“Ada titipan buat kamu,” mama menyesap kopinya. Di meja sudah tersaji dua piring nasi goreng dan segelas susu untukku. “Mama taruh disitu.” Mama menunjuk meja kecil di sudut dengan gerakan kepalanya.
“Dari siapa, Ma?”
“Ray,” jawab mama tanpa melihatku. “Pagi-pagi tadi dia kesini. Cuma nitip itu lalu pamitan.”
“Ray nggak nanyain aku?” Aku berharap dia masih peduli padaku meskipun hubungan kami sedang bermasalah. Aku mendesah kecewa melihat mama menggeleng.
“Dia langsung pergi. Kayaknya buru-buru banget.”
Aku menatap sarapanku dengan tidak berselera. Perutku tiba-tiba kenyang meskipun belum ada satu pun makanan yang masuk, hanya segelas air putih hangat setelah bangun tidur tadi. Ternyata mendengar berita yang tidak sesuai harapan membuat selera makanku langsung melorot ke dasar. Padahal aku sudah membayangkan betapa nikmatnya nasi goreng hangat dengan asap yang masih mengepul masuk ke lambungku. Bau yang tercium dari dalam kamarku sempat membuat perutku melakukan protes. Tapi keadaannya menjadi berbeda setelah tiba di meja makan dan mendengar kabar yang mengecewakan.
“Cepat sarapan, gih. Ntar kamu telat, lho.” Mama menunjuk piringku yang masih belum aku sentuh. “Mama berangkat dulu, ya? Jangan lupa kunci pintu.”
Aku mengangguk.
“Habisin,” mama menunjuk piringku lagi sebelum pergi. “Ntar ayam tetangga banyak yang mati gara-gara kamu suka nyisain makanan. Kasihan.”
“Tetangga kita mana ada yang piara ayam,” aku memasang wajah cemberut. Mama tertawa lantas mengusap kepalaku.
Ajak teman teman-teman kamu. Cuma itu yang tertulis di selembar kertas yang dia sertakan di amplop bersama lima lembar tiket. Tidak ada kalimat lain yang dia tulis sebagai pemanis. Mengingat apa yang terjadi diantara kami akhir-akhir ini, apa masih boleh kalau aku merasa kecewa?
“Nah, selamat liburan.” Pak Mus menutup buku absensi. “Tetap jaga kesehatan kalian. Tetap semangat. Kita jumpa lagi semester depan dengan semangat baru.”

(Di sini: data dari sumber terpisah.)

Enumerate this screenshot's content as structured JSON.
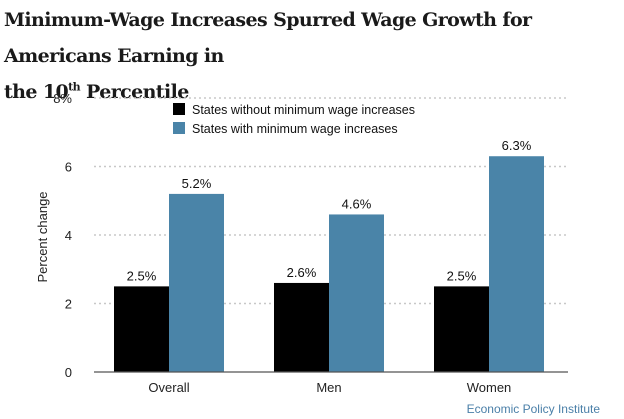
{
  "title": {
    "line1": "Minimum-Wage Increases Spurred Wage Growth for Americans Earning in",
    "prefix": "the 10",
    "superscript": "th",
    "suffix": " Percentile"
  },
  "source": "Economic Policy Institute",
  "chart_data": {
    "type": "bar",
    "categories": [
      "Overall",
      "Men",
      "Women"
    ],
    "series": [
      {
        "name": "States without minimum wage increases",
        "values": [
          2.5,
          2.6,
          2.5
        ],
        "labels": [
          "2.5%",
          "2.6%",
          "2.5%"
        ],
        "color": "#000000"
      },
      {
        "name": "States with minimum wage increases",
        "values": [
          5.2,
          4.6,
          6.3
        ],
        "labels": [
          "5.2%",
          "4.6%",
          "6.3%"
        ],
        "color": "#4a84a8"
      }
    ],
    "ylabel": "Percent change",
    "ylim": [
      0,
      8
    ],
    "yticks": [
      0,
      2,
      4,
      6,
      8
    ],
    "ytick_labels": [
      "0",
      "2",
      "4",
      "6",
      "8%"
    ],
    "grid": true,
    "legend_position": "top-left"
  }
}
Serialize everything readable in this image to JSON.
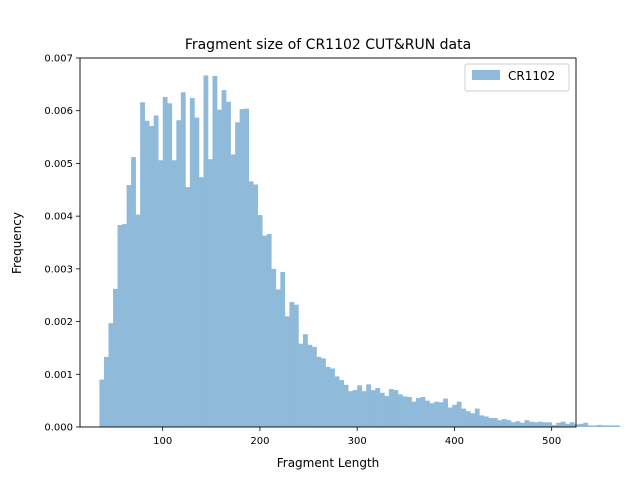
{
  "chart_data": {
    "type": "bar",
    "subtype": "histogram",
    "title": "Fragment size of CR1102 CUT&RUN data",
    "xlabel": "Fragment Length",
    "ylabel": "Frequency",
    "xlim": [
      15,
      525
    ],
    "ylim": [
      0,
      0.007
    ],
    "xticks": [
      100,
      200,
      300,
      400,
      500
    ],
    "xtick_labels": [
      "100",
      "200",
      "300",
      "400",
      "500"
    ],
    "yticks": [
      0,
      0.001,
      0.002,
      0.003,
      0.004,
      0.005,
      0.006,
      0.007
    ],
    "ytick_labels": [
      "0.000",
      "0.001",
      "0.002",
      "0.003",
      "0.004",
      "0.005",
      "0.006",
      "0.007"
    ],
    "grid": false,
    "legend_position": "top-right",
    "bar_color": "#8fbad9",
    "series": [
      {
        "name": "CR1102",
        "bin_start": 35,
        "bin_width": 4.65,
        "values": [
          0.0009,
          0.00133,
          0.00197,
          0.00262,
          0.00383,
          0.00385,
          0.00459,
          0.00512,
          0.00403,
          0.00616,
          0.00581,
          0.00571,
          0.00591,
          0.00506,
          0.00626,
          0.00614,
          0.00506,
          0.00582,
          0.00635,
          0.00455,
          0.00624,
          0.00587,
          0.00474,
          0.00667,
          0.00508,
          0.00666,
          0.00602,
          0.00639,
          0.00617,
          0.00517,
          0.00578,
          0.00603,
          0.00604,
          0.00466,
          0.0046,
          0.00402,
          0.00363,
          0.00366,
          0.003,
          0.00261,
          0.00294,
          0.0021,
          0.00237,
          0.00232,
          0.00158,
          0.00176,
          0.00156,
          0.00152,
          0.00133,
          0.0013,
          0.00114,
          0.00111,
          0.00096,
          0.00089,
          0.0008,
          0.00068,
          0.0007,
          0.00079,
          0.00068,
          0.00081,
          0.0007,
          0.00074,
          0.00065,
          0.00059,
          0.00072,
          0.0007,
          0.00062,
          0.00058,
          0.00057,
          0.00048,
          0.00055,
          0.00057,
          0.0005,
          0.00045,
          0.00048,
          0.00047,
          0.00054,
          0.00037,
          0.00042,
          0.00048,
          0.00035,
          0.0003,
          0.00026,
          0.00035,
          0.00022,
          0.0002,
          0.00017,
          0.00017,
          0.00013,
          0.00015,
          0.00013,
          9e-05,
          0.00011,
          8e-05,
          0.00013,
          0.0001,
          9e-05,
          0.0001,
          9e-05,
          9e-05,
          4e-05,
          8e-05,
          0.0001,
          6e-05,
          9e-05,
          5e-05,
          6e-05,
          8e-05,
          3e-05,
          3e-05,
          4e-05,
          3e-05,
          3e-05,
          3e-05,
          3e-05
        ]
      }
    ]
  }
}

Ya, mulai besok libur semester dimulai. Mungkin aku akan melewati liburan semester ini dengan mengurung diri di rumah. Dan baru keluar kalau Sesil atau Amanda bermurah hati mengajakku jalan-jalan. Sama seperti liburan sebelumnya, tidak banyak yang aku kerjakan selain marathon drama korea sampai mengantuk.
Kami sempat merencanakan liburan setelah konsernya selesai. Rayhan ada waktu lowong beberapa hari, dan kami berencana menghabiskan waktu bersama. Sesuatu yang jarang kami lakukan. Bahkan hampir tidak pernah. Tapi ternyata ceritanya menjadi lain setelah liburan semester tiba. Liburan dengan Rayhan hanya tinggal wacana.
“Oh ya, Bapak lupa. Bagi kalian yang di raport kepribadian ada pelanggaran, jangan lupa untuk minta tanda tangan orang tua. Bapak tidak menerima alasan apapun. Oke!” Sambung Pak Mus yang segera mendapat sorakan dari anak-anak. “Tetap jaga kesehatan. Sampai jumpa di semester depan.”
“Gimana, nih? Kita beneran nggak datang ke konser perdana Blue, ya?” Sesil mendesah sebal setelah Pak Mus meninggalkan kelas. “Kita nggak kebagian tiketnya.”
Aku menyodorkan amplop ke depan Sesil.
“Ini apa?” dia melongo.
“Tiket konser Blue. Buat kalian,” aku menjawab.
Sesil spontan membelalak. “Beneran?”
Aku mengangguk yang lantas disambut teriakan gembira mereka berempat.
“Gue bilang juga apa?” Yoshua menyambar amplop yang kutaruh di bangku Sesil. “Lo nggak percaya Tita, sih.”
“Habisnya Tita bilang lupa nggak ngomong ke Rayhan waktu itu.” Senyum Sesil melebar.
“Nggak mungkin Ray nggak kasih Tita tiket,” Amanda merangkul lenganku. “Ya kan, Ta?”
Aku hanya mengangguk saja.
“Cuma empat?” seru Yoshua setelah mengeluarkan isi dalam amplop.
“Gue udah ambil satu, kok,” aku memberi tahu mereka.